Deploying Zola on Azure
2025-10-30
Writing about how a blog is wired together is a cliché, but it’s my turn now. At the time of writing, the blog is a static web page. No database queries or fancy server side rendering, just a simple file in response to a request.
But a static web page needs a place to live, and fortunately there are many options. I’ve tinkered with Azure the past months, so it was a short leap to try out Azure Static Web Apps.
To generate this site, I landed on Zola. Zola is a static site generator written in Rust and shipped as a binary. The latter is convenient, since I don’t need to set up a development environment in a programming language to get started. What was missing were instructions on how to get Zola up and running in Azure.
So here is how I wired up Zola to deploy on Azure Static Web Apps with GitHub Actions.
I started by creating an Azure resource group where my future blog should live. In the creation wizard, I authenticated with GitHub and selected the repo with my blog. I then weaked a few settings. Setting Build Presets to Custom and Deployment authorization policy set to GitHub.
After the web app was created, I navigated to the rather ugly URL that came with it and landed on a default Azure page.
Back at the GitHub repo, I noticed that Azure has added new GitHub Actions workflow which failed to run. Time to get the workflow up, running and green.
Previously, I selected the custom build preset for the web app. This gave us a workflow, but it didn't come with Zola preinstalled. The first step was to add Zola to the workflow.
- name: Install Zola
uses: taiki-e/install-action@v2
with:
tool: zola@0.20.0
With Zola installed, I added a step to build the blog.
- name: Build
run: zola build
After building with Zola, the static site ends up in the output folder. I updated the build and deploy step to only deploy the output directory.
- name: Deploy
id: deploy
uses: Azure/static-web-apps-deploy@v1
with:
azure_static_web_apps_api_token: ${{ secrets.AZURE_STATIC_WEB_APPS_API_TOKEN_SALMON_WAVE_0C6840103 }}
action: "upload"
app_location: "/public"
github_id_token: ${{ steps.idtoken.outputs.result }}
skip_api_build: true
skip_app_build: true
Below are all the steps in the modified build pipeline.
steps:
- uses: actions/checkout@v3
with:
submodules: true
lfs: false
- name: Install OIDC Client from Core Package
run: npm install @actions/core@1.6.0 @actions/http-client
- name: Get Id Token
uses: actions/github-script@v6
id: idtoken
with:
script: |
const coredemo = require('@actions/core')

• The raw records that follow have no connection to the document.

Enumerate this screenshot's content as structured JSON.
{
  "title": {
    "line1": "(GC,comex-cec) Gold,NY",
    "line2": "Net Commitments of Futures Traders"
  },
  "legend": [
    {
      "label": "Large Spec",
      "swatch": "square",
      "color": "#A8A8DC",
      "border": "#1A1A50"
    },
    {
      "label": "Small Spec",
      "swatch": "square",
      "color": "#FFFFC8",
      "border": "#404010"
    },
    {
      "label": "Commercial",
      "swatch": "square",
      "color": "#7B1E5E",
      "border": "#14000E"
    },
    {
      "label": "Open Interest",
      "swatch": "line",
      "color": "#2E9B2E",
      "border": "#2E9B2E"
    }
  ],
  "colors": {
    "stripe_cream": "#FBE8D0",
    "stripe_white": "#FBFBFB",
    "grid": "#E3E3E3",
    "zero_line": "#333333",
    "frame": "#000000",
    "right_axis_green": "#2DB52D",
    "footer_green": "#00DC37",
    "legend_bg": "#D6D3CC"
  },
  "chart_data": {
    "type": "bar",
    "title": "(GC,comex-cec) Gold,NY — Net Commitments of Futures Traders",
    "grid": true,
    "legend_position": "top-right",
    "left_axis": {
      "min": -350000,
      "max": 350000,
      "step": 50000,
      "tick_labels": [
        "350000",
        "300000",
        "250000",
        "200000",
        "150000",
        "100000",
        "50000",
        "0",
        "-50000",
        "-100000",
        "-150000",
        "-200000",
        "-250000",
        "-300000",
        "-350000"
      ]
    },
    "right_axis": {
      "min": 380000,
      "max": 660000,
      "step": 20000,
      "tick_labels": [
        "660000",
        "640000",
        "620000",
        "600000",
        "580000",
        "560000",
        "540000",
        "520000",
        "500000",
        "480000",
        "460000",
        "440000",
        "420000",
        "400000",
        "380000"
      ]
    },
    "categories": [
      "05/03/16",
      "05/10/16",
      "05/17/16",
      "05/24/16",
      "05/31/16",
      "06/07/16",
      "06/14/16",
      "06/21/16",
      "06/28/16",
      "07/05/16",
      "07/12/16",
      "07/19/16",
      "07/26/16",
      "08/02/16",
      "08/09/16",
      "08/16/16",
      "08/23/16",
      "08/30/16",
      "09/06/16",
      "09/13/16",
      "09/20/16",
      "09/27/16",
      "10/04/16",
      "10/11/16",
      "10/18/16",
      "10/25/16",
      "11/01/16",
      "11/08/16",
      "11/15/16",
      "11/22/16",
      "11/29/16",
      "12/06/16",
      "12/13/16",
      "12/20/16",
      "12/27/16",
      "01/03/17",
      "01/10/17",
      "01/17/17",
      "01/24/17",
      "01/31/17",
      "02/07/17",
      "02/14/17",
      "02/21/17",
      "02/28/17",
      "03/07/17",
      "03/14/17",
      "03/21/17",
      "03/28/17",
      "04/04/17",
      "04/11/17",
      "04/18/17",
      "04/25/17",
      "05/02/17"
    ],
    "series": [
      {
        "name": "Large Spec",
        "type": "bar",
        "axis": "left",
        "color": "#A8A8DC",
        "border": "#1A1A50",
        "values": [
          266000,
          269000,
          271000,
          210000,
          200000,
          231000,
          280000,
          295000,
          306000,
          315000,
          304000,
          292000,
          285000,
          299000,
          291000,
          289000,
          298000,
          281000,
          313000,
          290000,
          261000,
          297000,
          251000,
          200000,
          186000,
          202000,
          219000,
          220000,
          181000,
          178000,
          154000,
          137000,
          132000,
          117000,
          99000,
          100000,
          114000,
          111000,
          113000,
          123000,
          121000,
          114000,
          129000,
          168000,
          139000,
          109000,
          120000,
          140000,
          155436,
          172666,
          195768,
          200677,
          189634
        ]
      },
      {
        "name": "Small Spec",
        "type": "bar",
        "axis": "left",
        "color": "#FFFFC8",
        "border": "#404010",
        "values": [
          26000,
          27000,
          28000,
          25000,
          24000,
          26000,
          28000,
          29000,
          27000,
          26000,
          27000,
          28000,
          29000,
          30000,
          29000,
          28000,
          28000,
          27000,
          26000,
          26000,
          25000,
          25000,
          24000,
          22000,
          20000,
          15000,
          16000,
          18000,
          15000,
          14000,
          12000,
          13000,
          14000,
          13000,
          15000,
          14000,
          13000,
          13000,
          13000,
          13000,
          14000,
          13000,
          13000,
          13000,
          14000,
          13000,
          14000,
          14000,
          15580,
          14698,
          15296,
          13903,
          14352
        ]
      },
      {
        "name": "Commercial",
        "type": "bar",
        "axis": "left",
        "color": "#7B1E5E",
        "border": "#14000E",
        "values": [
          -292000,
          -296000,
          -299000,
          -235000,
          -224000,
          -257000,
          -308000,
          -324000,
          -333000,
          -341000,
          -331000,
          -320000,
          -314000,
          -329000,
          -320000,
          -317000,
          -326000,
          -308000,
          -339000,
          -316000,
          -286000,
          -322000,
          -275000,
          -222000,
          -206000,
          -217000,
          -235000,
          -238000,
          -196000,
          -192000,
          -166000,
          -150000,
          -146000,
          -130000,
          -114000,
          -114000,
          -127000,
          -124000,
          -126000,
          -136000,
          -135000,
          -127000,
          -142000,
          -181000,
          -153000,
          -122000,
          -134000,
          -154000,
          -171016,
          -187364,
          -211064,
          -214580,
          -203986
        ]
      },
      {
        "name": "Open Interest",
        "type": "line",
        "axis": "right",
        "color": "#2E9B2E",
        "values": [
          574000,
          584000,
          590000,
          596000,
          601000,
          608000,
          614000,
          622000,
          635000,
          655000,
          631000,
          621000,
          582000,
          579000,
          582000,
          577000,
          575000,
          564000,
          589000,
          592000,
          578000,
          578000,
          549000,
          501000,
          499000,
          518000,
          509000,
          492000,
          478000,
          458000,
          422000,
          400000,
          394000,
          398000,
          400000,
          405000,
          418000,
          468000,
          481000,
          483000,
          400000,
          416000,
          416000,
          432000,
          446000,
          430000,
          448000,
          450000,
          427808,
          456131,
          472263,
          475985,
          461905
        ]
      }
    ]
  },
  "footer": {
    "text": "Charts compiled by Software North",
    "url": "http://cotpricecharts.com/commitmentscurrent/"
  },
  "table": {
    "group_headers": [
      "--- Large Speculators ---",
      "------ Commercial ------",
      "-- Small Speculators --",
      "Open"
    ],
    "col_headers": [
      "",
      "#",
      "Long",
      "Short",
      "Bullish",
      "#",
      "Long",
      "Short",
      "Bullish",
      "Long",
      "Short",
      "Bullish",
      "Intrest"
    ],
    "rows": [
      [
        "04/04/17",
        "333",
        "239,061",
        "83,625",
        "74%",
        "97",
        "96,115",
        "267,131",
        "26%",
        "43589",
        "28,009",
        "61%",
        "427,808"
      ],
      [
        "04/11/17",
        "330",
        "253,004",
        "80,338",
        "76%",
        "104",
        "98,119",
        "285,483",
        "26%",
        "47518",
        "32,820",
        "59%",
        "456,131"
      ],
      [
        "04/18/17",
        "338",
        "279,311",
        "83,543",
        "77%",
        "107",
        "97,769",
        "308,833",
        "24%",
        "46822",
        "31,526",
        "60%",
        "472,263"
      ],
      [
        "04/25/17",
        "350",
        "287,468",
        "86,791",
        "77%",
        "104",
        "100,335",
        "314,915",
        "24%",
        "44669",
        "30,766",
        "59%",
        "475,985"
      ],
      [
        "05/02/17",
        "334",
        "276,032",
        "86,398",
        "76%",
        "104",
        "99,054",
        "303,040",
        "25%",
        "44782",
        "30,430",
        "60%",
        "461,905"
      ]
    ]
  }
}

return await coredemo.getIDToken()
result-encoding: string
- name: Install Zola
uses: taiki-e/install-action@v2
with:
tool: zola@0.20.0
- name: Build
run: zola build
- name: Deploy
id: deploy
uses: Azure/static-web-apps-deploy@v1
with:
azure_static_web_apps_api_token: ${{ secrets.AZURE_STATIC_WEB_APPS_API_TOKEN_SALMON_WAVE_0C6840103 }}
action: "upload"
app_location: "/public"
github_id_token: ${{ steps.idtoken.outputs.result }}
skip_api_build: true
skip_app_build: true
After reloading the page, I finally had a working site that looked like a blog. All with just a few tweaks in the build pipeline. Changes pushed to the main branch are automatically deployed on Azure.
With a working site, it was time to run some scans. Since I’ve previously written about security headers, it would be bad not to practise it on my own blog. I ran a scan which resulted in a C. Room for improvement and more words in this post.
Looking at the missing headers, it’s no crisis since the blog is a static page. Still, it's good practice to tighten things where possible, so I added a staticwebapp.config.json with a few headers. I also prefer URLs with trailing slashes, so I added that to the config as well.
{
"globalHeaders": {
"Content-Security-Policy": "default-src 'self'; child-src 'none'; connect-src 'none'; font-src 'none'; manifest-src 'none'; media-src 'none'; object-src 'none'; script-src 'none'; style-src 'self' 'unsafe-inline'",
"X-Frame-Options": "DENY",
"Permissions-Policy": "camera=(), geolocation=(), microphone=(), payment=()"
},
"trailingSlash": "always"
}
I updated the build step so staticwebapp.config.json gets moved into the output folder, which lets Azure pick up the configuration and deploy it.
- name: Build
run: |
zola build
cp staticwebapp.config.json public/staticwebapp.config.json
Then, it was time for a new scan of the security headers. I submitted the site again, and now it’s an A+.
Now I have a working blog built with Zola, which is deployed on Azure with proper security headers. All without too much work.